Dan and Christine stood with their arms around each other’s waists. Rachel knew that Mitch Alkins had said something similar, although perhaps less diplomatic, the previous night when he’d come to their house. Alkins had told Rachel that he’d been blunt with Kelly’s parents before he’d left their home. “If Kelly doesn’t testify then there’s a real chance that Scott Blair will walk,” he’d said.

Rachel hoped that Alkins was right, that hearing the same conclusion from her would carry more weight. After all, she didn’t have a vested interest in the outcome. It wasn’t her reputation as a prosecutor on the line. Plus, she knew the evidence inside and out; she was in court every day, listening to testimony, taking notes, reporting on the trial for the podcast.

They faced a terrible choice. Putting Kelly on the stand could destroy their daughter. Letting Scott Blair go free could destroy her even more. A gull cried as it flew over the beach, looking for a place to roost for the night.

“We can’t do this to Kelly.” Christine turned to face her husband.

“We have to. How can we let him get off?

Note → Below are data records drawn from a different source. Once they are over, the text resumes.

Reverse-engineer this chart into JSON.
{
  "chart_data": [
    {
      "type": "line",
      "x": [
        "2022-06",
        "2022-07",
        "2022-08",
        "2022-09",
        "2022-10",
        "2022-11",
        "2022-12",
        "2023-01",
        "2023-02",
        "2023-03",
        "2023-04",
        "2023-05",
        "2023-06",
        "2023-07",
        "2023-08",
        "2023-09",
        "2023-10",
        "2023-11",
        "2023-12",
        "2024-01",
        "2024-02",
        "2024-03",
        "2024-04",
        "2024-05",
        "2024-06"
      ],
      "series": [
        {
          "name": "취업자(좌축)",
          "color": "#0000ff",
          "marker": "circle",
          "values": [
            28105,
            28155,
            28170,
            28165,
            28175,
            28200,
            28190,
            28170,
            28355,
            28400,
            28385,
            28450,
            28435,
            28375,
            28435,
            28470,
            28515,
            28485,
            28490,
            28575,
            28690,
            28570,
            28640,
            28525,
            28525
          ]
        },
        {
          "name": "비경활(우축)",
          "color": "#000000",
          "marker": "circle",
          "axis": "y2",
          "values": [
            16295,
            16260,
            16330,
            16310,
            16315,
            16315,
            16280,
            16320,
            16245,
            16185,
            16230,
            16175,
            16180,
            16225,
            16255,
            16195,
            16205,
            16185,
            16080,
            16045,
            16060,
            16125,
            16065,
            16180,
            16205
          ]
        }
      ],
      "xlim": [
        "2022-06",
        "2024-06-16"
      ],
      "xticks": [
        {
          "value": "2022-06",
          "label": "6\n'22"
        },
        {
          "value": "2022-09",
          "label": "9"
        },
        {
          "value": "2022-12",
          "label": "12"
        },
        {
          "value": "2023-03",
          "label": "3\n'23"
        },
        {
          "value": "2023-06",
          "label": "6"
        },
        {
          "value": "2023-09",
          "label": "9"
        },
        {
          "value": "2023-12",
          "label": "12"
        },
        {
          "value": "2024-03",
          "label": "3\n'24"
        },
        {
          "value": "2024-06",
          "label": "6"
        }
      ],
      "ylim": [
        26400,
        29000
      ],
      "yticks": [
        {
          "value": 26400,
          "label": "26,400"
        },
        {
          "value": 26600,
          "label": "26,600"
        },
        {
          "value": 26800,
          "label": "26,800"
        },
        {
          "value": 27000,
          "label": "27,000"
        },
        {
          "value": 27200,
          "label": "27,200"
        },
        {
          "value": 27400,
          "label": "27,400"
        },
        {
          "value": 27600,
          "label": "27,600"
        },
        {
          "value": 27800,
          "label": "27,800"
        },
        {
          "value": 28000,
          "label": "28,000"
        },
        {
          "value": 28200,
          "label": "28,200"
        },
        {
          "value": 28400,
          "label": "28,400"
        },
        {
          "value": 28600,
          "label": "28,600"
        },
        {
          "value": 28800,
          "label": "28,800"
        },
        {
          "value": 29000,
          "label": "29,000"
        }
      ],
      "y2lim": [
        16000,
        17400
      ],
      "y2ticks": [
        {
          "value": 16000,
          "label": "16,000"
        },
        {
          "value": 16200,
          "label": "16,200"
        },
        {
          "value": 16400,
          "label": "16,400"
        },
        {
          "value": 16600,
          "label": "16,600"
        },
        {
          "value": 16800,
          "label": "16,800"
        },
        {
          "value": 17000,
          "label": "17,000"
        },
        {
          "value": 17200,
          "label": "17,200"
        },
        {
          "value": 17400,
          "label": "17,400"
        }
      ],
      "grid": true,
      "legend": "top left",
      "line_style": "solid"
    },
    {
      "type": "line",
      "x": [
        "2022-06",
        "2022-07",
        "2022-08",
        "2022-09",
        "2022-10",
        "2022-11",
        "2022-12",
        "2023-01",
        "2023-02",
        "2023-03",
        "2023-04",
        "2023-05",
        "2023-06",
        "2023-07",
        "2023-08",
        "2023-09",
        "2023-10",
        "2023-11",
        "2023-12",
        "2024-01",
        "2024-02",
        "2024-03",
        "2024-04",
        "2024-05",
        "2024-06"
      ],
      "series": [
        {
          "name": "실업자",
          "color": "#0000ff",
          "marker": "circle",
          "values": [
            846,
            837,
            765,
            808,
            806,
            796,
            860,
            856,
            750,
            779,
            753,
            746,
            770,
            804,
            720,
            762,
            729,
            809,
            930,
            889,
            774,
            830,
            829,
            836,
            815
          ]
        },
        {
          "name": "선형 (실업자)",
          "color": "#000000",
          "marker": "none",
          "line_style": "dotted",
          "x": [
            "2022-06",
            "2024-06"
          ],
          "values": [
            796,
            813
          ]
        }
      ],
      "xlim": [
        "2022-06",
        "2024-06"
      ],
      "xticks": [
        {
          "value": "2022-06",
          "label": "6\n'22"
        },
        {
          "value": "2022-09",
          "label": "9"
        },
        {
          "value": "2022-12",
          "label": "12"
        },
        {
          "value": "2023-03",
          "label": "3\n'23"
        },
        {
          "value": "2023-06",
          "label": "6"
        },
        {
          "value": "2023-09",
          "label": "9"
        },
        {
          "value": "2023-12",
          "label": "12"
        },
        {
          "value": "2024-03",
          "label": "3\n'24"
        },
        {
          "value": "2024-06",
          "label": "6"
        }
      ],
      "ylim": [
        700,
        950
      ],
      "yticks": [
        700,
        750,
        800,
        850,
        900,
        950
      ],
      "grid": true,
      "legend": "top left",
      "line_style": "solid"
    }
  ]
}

His name untarnished. His reputation intact. He needs to suffer. He deserves to be punished,” Dan shot back. “Let someone do to him in prison what he did to Kelly.”

Christine pummeled his torso softly with her palms, sobs wracking her body. “Every time Kelly talks about it, and I mean every single time, she relives that night. Over. And over. And over again. It’s eating into whatever is left of her spirit. We can’t make her do it. We are her parents. We have to think beyond getting justice. Or revenge. It’s our job to help her heal.”

“Testifying is what will help her heal. It will be painful at first, but it will be worth it. He’ll be punished and her name will be cleared. She’ll be vindicated,” said Dan, kicking a clump of seaweed across the sand until it flopped into the water.